On a global scale, Epstein-Barr virus (EBV) infects over 90% of the adult population and is responsible for ~1% of all human cancers. Fluorine is one of the most abundant elements on earth. However, it occurs extremely rarely in biological compounds. The introduction of the ﬂuorine atom(s) into many biologically active molecules can bring about remarkable and profound changes in their properties. Development of potential drugs is closely related to in silico methods, which include PASS, QSAR, COMPARE-analysis and more.
The aim of this work was to analyze the potential biological activity and the target of action of derivatives of bisphosphonic acids by using in silico methods and examined received results by in vitro study. For this purpose, PASS software, web-server PharmMapper, PCR, MTT assay, trypan blue and neutral red assay were used.

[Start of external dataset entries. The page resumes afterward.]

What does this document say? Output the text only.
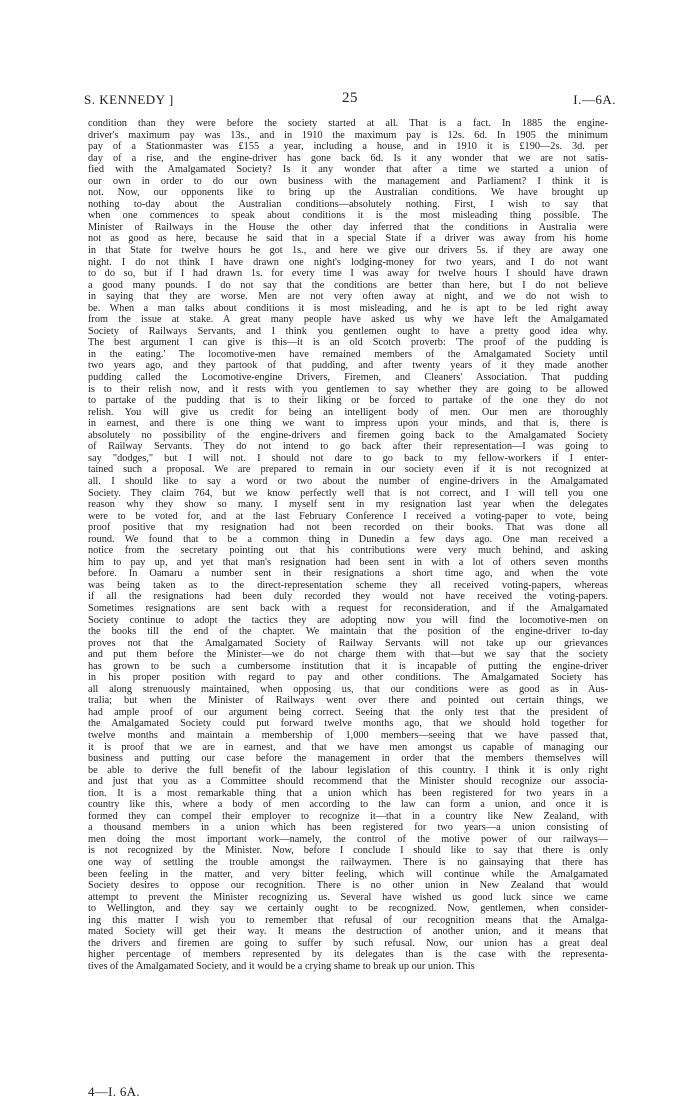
S. KENNEDY ]	25	I.—6A.
condition than they were before the society started at all. That is a fact. In 1885 the engine-
driver's maximum pay was 13s., and in 1910 the maximum pay is 12s. 6d. In 1905 the minimum
pay of a Stationmaster was £155 a year, including a house, and in 1910 it is £190—2s. 3d. per
day of a rise, and the engine-driver has gone back 6d. Is it any wonder that we are not satis-
fied with the Amalgamated Society? Is it any wonder that after a time we started a union of
our own in order to do our own business with the management and Parliament? I think it is
not. Now, our opponents like to bring up the Australian conditions. We have brought up
nothing to-day about the Australian conditions—absolutely nothing. First, I wish to say that
when one commences to speak about conditions it is the most misleading thing possible. The
Minister of Railways in the House the other day inferred that the conditions in Australia were
not as good as here, because he said that in a special State if a driver was away from his home
in that State for twelve hours he got 1s., and here we give our drivers 5s. if they are away one
night. I do not think I have drawn one night's lodging-money for two years, and I do not want
to do so, but if I had drawn 1s. for every time I was away for twelve hours I should have drawn
a good many pounds. I do not say that the conditions are better than here, but I do not believe
in saying that they are worse. Men are not very often away at night, and we do not wish to
be. When a man talks about conditions it is most misleading, and he is apt to be led right away
from the issue at stake. A great many people have asked us why we have left the Amalgamated
Society of Railways Servants, and I think you gentlemen ought to have a pretty good idea why.
The best argument I can give is this—it is an old Scotch proverb: 'The proof of the pudding is
in the eating.' The locomotive-men have remained members of the Amalgamated Society until
two years ago, and they partook of that pudding, and after twenty years of it they made another
pudding called the Locomotive-engine Drivers, Firemen, and Cleaners' Association. That pudding
is to their relish now, and it rests with you gentlemen to say whether they are going to be allowed
to partake of the pudding that is to their liking or be forced to partake of the one they do not
relish. You will give us credit for being an intelligent body of men. Our men are thoroughly
in earnest, and there is one thing we want to impress upon your minds, and that is, there is
absolutely no possibility of the engine-drivers and firemen going back to the Amalgamated Society
of Railway Servants. They do not intend to go back after their representation—I was going to
say "dodges," but I will not. I should not dare to go back to my fellow-workers if I enter-
tained such a proposal. We are prepared to remain in our society even if it is not recognized at
all. I should like to say a word or two about the number of engine-drivers in the Amalgamated
Society. They claim 764, but we know perfectly well that is not correct, and I will tell you one
reason why they show so many. I myself sent in my resignation last year when the delegates
were to be voted for, and at the last February Conference I received a voting-paper to vote, being
proof positive that my resignation had not been recorded on their books. That was done all
round. We found that to be a common thing in Dunedin a few days ago. One man received a
notice from the secretary pointing out that his contributions were very much behind, and asking
him to pay up, and yet that man's resignation had been sent in with a lot of others seven months
before. In Oamaru a number sent in their resignations a short time ago, and when the vote
was being taken as to the direct-representation scheme they all received voting-papers, whereas
if all the resignations had been duly recorded they would not have received the voting-papers.
Sometimes resignations are sent back with a request for reconsideration, and if the Amalgamated
Society continue to adopt the tactics they are adopting now you will find the locomotive-men on
the books till the end of the chapter. We maintain that the position of the engine-driver to-day
proves not that the Amalgamated Society of Railway Servants will not take up our grievances
and put them before the Minister—we do not charge them with that—but we say that the society
has grown to be such a cumbersome institution that it is incapable of putting the engine-driver
in his proper position with regard to pay and other conditions. The Amalgamated Society has
all along strenuously maintained, when opposing us, that our conditions were as good as in Aus-
tralia; but when the Minister of Railways went over there and pointed out certain things, we
had ample proof of our argument being correct. Seeing that the only test that the president of
the Amalgamated Society could put forward twelve months ago, that we should hold together for
twelve months and maintain a membership of 1,000 members—seeing that we have passed that,
it is proof that we are in earnest, and that we have men amongst us capable of managing our
business and putting our case before the management in order that the members themselves will
be able to derive the full benefit of the labour legislation of this country. I think it is only right
and just that you as a Committee should recommend that the Minister should recognize our associa-
tion. It is a most remarkable thing that a union which has been registered for two years in a
country like this, where a body of men according to the law can form a union, and once it is
formed they can compel their employer to recognize it—that in a country like New Zealand, with
a thousand members in a union which has been registered for two years—a union consisting of
men doing the most important work—namely, the control of the motive power of our railways—
is not recognized by the Minister. Now, before I conclude I should like to say that there is only
one way of settling the trouble amongst the railwaymen. There is no gainsaying that there has
been feeling in the matter, and very bitter feeling, which will continue while the Amalgamated
Society desires to oppose our recognition. There is no other union in New Zealand that would
attempt to prevent the Minister recognizing us. Several have wished us good luck since we came
to Wellington, and they say we certainly ought to be recognized. Now, gentlemen, when consider-
ing this matter I wish you to remember that refusal of our recognition means that the Amalga-
mated Society will get their way. It means the destruction of another union, and it means that
the drivers and firemen are going to suffer by such refusal. Now, our union has a great deal
higher percentage of members represented by its delegates than is the case with the representa-
tives of the Amalgamated Society, and it would be a crying shame to break up our union. This
4—I. 6A.
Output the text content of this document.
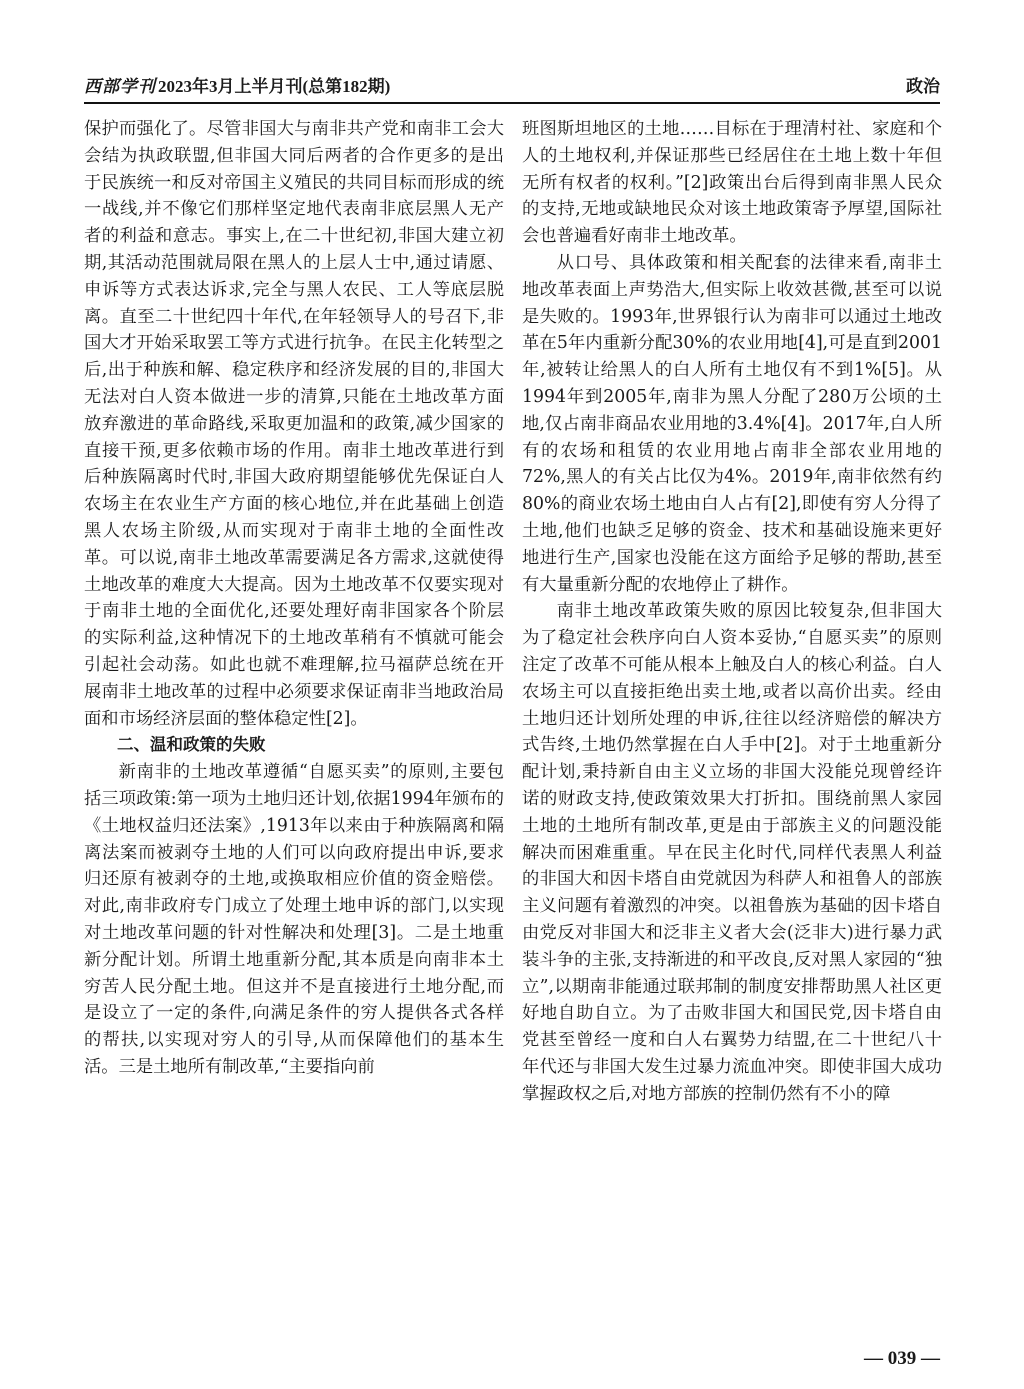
西部学刊 2023年3月上半月刊(总第182期)	政治

保护而强化了。尽管非国大与南非共产党和南非工会大会结为执政联盟,但非国大同后两者的合作更多的是出于民族统一和反对帝国主义殖民的共同目标而形成的统一战线,并不像它们那样坚定地代表南非底层黑人无产者的利益和意志。事实上,在二十世纪初,非国大建立初期,其活动范围就局限在黑人的上层人士中,通过请愿、申诉等方式表达诉求,完全与黑人农民、工人等底层脱离。直至二十世纪四十年代,在年轻领导人的号召下,非国大才开始采取罢工等方式进行抗争。在民主化转型之后,出于种族和解、稳定秩序和经济发展的目的,非国大无法对白人资本做进一步的清算,只能在土地改革方面放弃激进的革命路线,采取更加温和的政策,减少国家的直接干预,更多依赖市场的作用。南非土地改革进行到后种族隔离时代时,非国大政府期望能够优先保证白人农场主在农业生产方面的核心地位,并在此基础上创造黑人农场主阶级,从而实现对于南非土地的全面性改革。可以说,南非土地改革需要满足各方需求,这就使得土地改革的难度大大提高。因为土地改革不仅要实现对于南非土地的全面优化,还要处理好南非国家各个阶层的实际利益,这种情况下的土地改革稍有不慎就可能会引起社会动荡。如此也就不难理解,拉马福萨总统在开展南非土地改革的过程中必须要求保证南非当地政治局面和市场经济层面的整体稳定性[2]。

二、温和政策的失败

新南非的土地改革遵循“自愿买卖”的原则,主要包括三项政策:第一项为土地归还计划,依据1994年颁布的《土地权益归还法案》,1913年以来由于种族隔离和隔离法案而被剥夺土地的人们可以向政府提出申诉,要求归还原有被剥夺的土地,或换取相应价值的资金赔偿。对此,南非政府专门成立了处理土地申诉的部门,以实现对土地改革问题的针对性解决和处理[3]。二是土地重新分配计划。所谓土地重新分配,其本质是向南非本土穷苦人民分配土地。但这并不是直接进行土地分配,而是设立了一定的条件,向满足条件的穷人提供各式各样的帮扶,以实现对穷人的引导,从而保障他们的基本生活。三是土地所有制改革,“主要指向前

班图斯坦地区的土地……目标在于理清村社、家庭和个人的土地权利,并保证那些已经居住在土地上数十年但无所有权者的权利。”[2]政策出台后得到南非黑人民众的支持,无地或缺地民众对该土地政策寄予厚望,国际社会也普遍看好南非土地改革。

从口号、具体政策和相关配套的法律来看,南非土地改革表面上声势浩大,但实际上收效甚微,甚至可以说是失败的。1993年,世界银行认为南非可以通过土地改革在5年内重新分配30%的农业用地[4],可是直到2001年,被转让给黑人的白人所有土地仅有不到1%[5]。从1994年到2005年,南非为黑人分配了280万公顷的土地,仅占南非商品农业用地的3.4%[4]。2017年,白人所有的农场和租赁的农业用地占南非全部农业用地的72%,黑人的有关占比仅为4%。2019年,南非依然有约80%的商业农场土地由白人占有[2],即使有穷人分得了土地,他们也缺乏足够的资金、技术和基础设施来更好地进行生产,国家也没能在这方面给予足够的帮助,甚至有大量重新分配的农地停止了耕作。

南非土地改革政策失败的原因比较复杂,但非国大为了稳定社会秩序向白人资本妥协,“自愿买卖”的原则注定了改革不可能从根本上触及白人的核心利益。白人农场主可以直接拒绝出卖土地,或者以高价出卖。经由土地归还计划所处理的申诉,往往以经济赔偿的解决方式告终,土地仍然掌握在白人手中[2]。对于土地重新分配计划,秉持新自由主义立场的非国大没能兑现曾经许诺的财政支持,使政策效果大打折扣。围绕前黑人家园土地的土地所有制改革,更是由于部族主义的问题没能解决而困难重重。早在民主化时代,同样代表黑人利益的非国大和因卡塔自由党就因为科萨人和祖鲁人的部族主义问题有着激烈的冲突。以祖鲁族为基础的因卡塔自由党反对非国大和泛非主义者大会(泛非大)进行暴力武装斗争的主张,支持渐进的和平改良,反对黑人家园的“独立”,以期南非能通过联邦制的制度安排帮助黑人社区更好地自助自立。为了击败非国大和国民党,因卡塔自由党甚至曾经一度和白人右翼势力结盟,在二十世纪八十年代还与非国大发生过暴力流血冲突。即使非国大成功掌握政权之后,对地方部族的控制仍然有不小的障

— 039 —
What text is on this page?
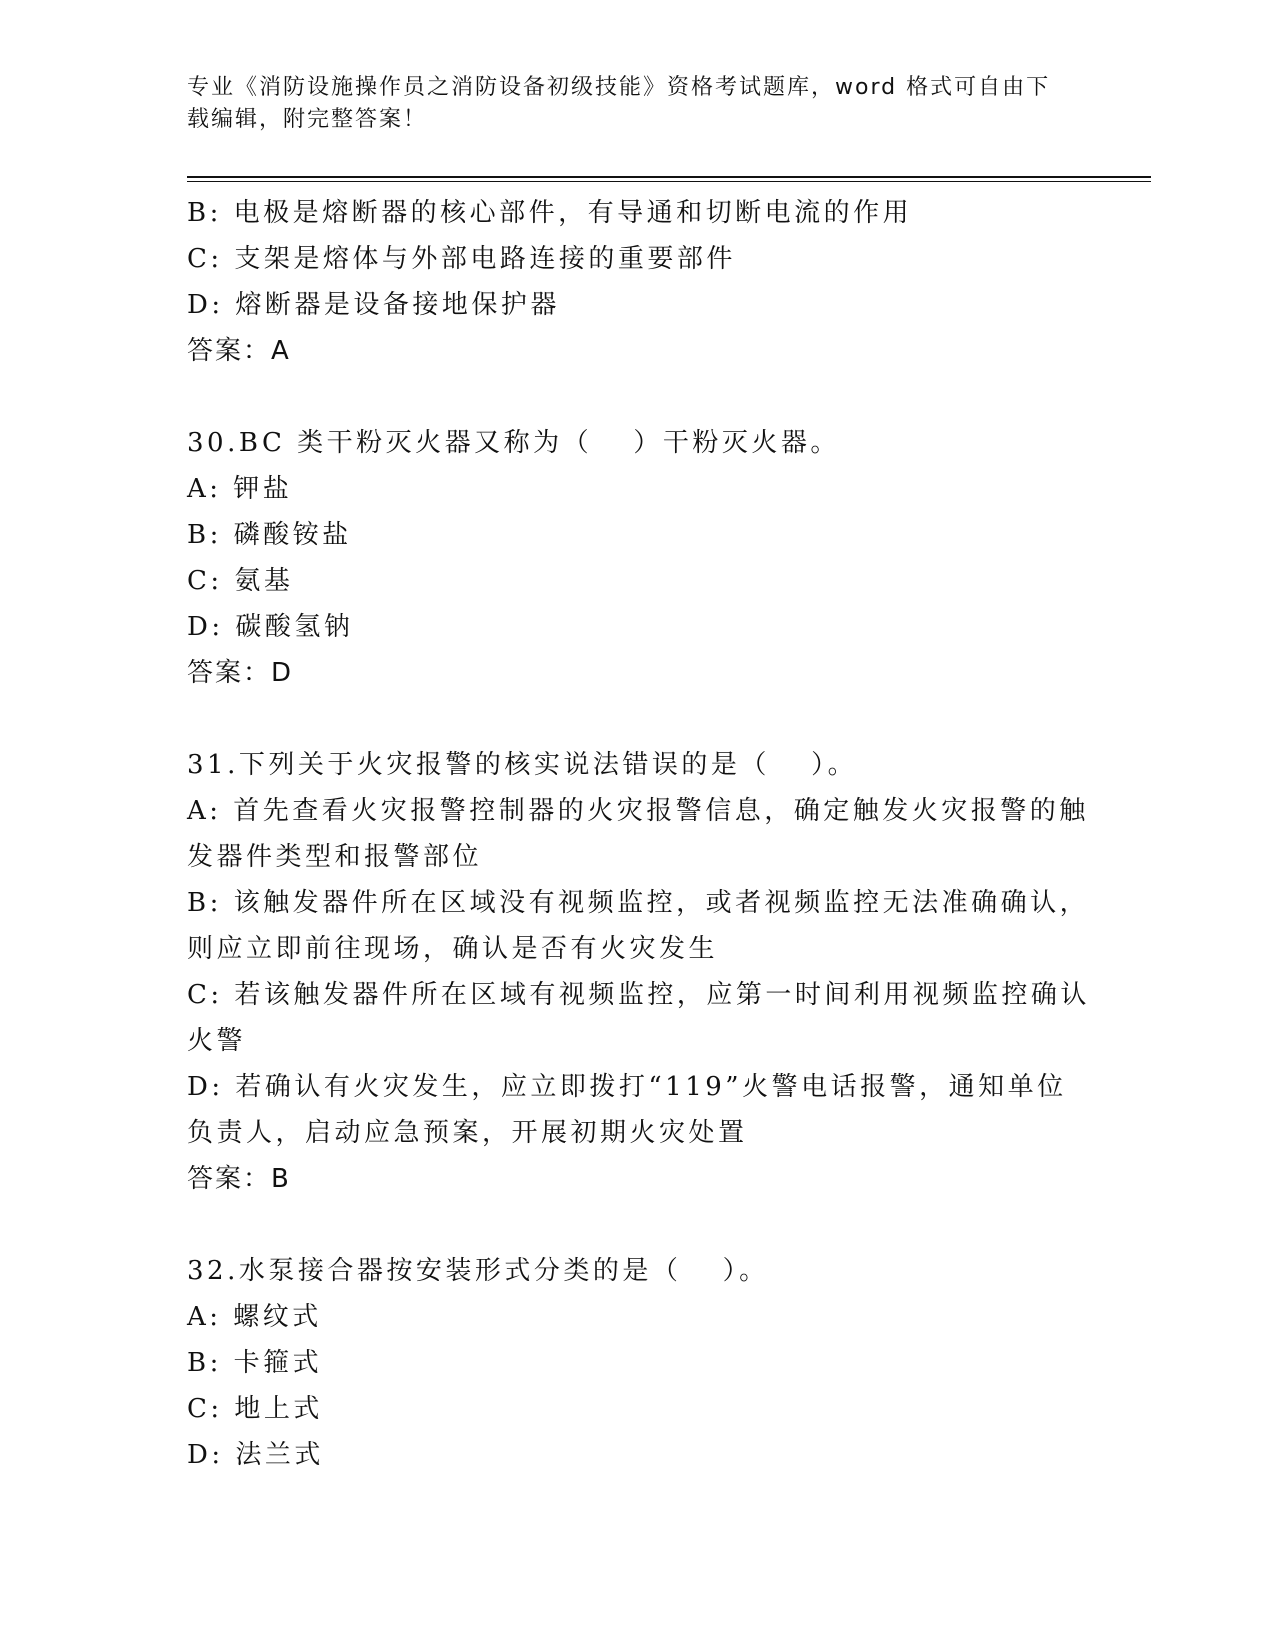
专业《消防设施操作员之消防设备初级技能》资格考试题库，word 格式可自由下
载编辑，附完整答案！
B: 电极是熔断器的核心部件，有导通和切断电流的作用
C: 支架是熔体与外部电路连接的重要部件
D: 熔断器是设备接地保护器
答案：A
30.BC 类干粉灭火器又称为（　 ）干粉灭火器。
A: 钾盐
B: 磷酸铵盐
C: 氨基
D: 碳酸氢钠
答案：D
31.下列关于火灾报警的核实说法错误的是（　 ）。
A: 首先查看火灾报警控制器的火灾报警信息，确定触发火灾报警的触
发器件类型和报警部位
B: 该触发器件所在区域没有视频监控，或者视频监控无法准确确认，
则应立即前往现场，确认是否有火灾发生
C: 若该触发器件所在区域有视频监控，应第一时间利用视频监控确认
火警
D: 若确认有火灾发生，应立即拨打“119”火警电话报警，通知单位
负责人，启动应急预案，开展初期火灾处置
答案：B
32.水泵接合器按安装形式分类的是（　 ）。
A: 螺纹式
B: 卡箍式
C: 地上式
D: 法兰式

According to PASS prediction two compounds (10s-20 and 10s-21) may possess antiviral activity, Pa/ Pi was 0,294/0,005 and 0,214/0,084, respectively. Also, all compounds may possess a cytochrome c as substrate. Several targets were identified by using molecular docking (PharmMapper). It was shown that a lot of possible targets are proteins, such as Gag-Pol protein (viral protein) and different kinds of protein kinases. A study in vitro shown anti-EBV activity for all compounds. On the other hand, derivatives of bisphosphonic acids had a high level of cytotoxicity on different lymphoblastoid cell lines.
Therefore, the in silico screening presents a good approach for the development of new anti-EBV agents. Our results showed, that derivatives of bisphosphonic acids may possess apoptosis modulating properties for treatment of lymphoproliferative diseases.